Que pensez-vous d'Obama ?

Les Américains ont cru élire un homme qui résoudrait leurs problèmes. Ils ont en fait choisi celui qui disposait du meilleur récit, le storyteller qui racontait le mieux leur histoire. C'est un orateur exceptionnel, mais pas un homme d'action capable de résoudre les terribles difficultés que la crise financière et morale pose à l'Amérique.

Avez-vous voté pour lui ?

Un écrivain doit toujours rester dans les marges, à distance du gouvernement. Ne pas intervenir directement dans la politique. Mes romans parlent de politique sous l'angle des pathologies : terrorisme, meurtre politique, mensonge... Pas du choix à faire entre tel ou tel candidat. Obama ne m'intéresse pas beaucoup en tant qu'homme politique, mais il pourrait m'intéresser en tant que personnage de roman.

Pourquoi écrivez-vous ?

Pour voir à l'intérieur des vies, jusqu'aux racines des rêves, des pensées, des travaux, de la cruauté, de la maîtrise, du sacrifice, pour retracer les connexions neuronales qui me lient aux hommes et aux femmes qui façonnent l'Histoire. Le roman, c'est le suspens de la réalité dont l'Histoire a besoin pour échapper à sa brutale absurdité. La fiction n'obéit jamais à la réalité, même si l'on se tient au plus près des faits et des documents. Le langage est une contre-histoire. J'écris sur le danger. Le plus grand danger qui menace l'Amérique, c'est celui de la confusion, de l'inanité, du tout se vaut, rien n'a de sens. Quand vous entendez Sarah Palin citer Martin Luther King, il ne s'agit pas seulement d'un chassé-croisé idéologique, mais d'une confusion totale dans les références, les histoires et traditions.

Votre prochain livre ?

Un roman. Encore une histoire en marge de l'Histoire


Repères

1936 Naissance à New York.

1954-1958 Etudiant à l'université Fordham (New York).

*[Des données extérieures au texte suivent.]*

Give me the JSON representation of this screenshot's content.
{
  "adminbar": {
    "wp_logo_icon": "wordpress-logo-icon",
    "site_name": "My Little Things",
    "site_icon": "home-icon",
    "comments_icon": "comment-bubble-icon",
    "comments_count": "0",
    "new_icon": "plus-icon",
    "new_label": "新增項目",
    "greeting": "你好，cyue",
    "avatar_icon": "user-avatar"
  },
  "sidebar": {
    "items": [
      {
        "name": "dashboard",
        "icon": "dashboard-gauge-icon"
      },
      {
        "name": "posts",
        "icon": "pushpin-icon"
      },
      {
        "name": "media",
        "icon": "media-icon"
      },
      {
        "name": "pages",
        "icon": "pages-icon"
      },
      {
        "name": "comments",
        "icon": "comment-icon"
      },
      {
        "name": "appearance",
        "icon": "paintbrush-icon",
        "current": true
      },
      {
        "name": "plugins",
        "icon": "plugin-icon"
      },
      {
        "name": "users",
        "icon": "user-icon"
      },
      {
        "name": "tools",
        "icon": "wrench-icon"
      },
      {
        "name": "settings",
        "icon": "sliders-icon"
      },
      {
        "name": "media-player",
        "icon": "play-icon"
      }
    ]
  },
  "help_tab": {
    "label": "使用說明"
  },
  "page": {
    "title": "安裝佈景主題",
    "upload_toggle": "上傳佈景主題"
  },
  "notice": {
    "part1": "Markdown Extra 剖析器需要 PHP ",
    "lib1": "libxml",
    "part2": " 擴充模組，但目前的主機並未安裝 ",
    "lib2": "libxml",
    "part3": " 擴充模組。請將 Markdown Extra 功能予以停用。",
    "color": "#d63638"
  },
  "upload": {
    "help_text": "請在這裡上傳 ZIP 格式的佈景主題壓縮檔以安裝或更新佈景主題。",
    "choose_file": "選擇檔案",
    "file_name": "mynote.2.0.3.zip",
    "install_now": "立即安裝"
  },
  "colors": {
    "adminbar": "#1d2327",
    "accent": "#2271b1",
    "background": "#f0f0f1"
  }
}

1971 Premier roman, «Americana».

1972 « End Zone ».

1982 « Les noms ». 1991«MaoII» (Actes Sud)

2007 «L'homme qui tombe» (Actes Sud).

2010 Dernier ouvrage «Point Oméga» (Actes Sud).


Les romans de Don DeLillo ont souvent été prophétiques : la guerre au terrorisme était le sujet de « Mao II » (1991); les avions détruisant les Twin Towers figuraient sur la couverture d'« Outremonde » (1997); « Bruit de fond » (1985) anticipait la terreur de l'anthrax de 2001.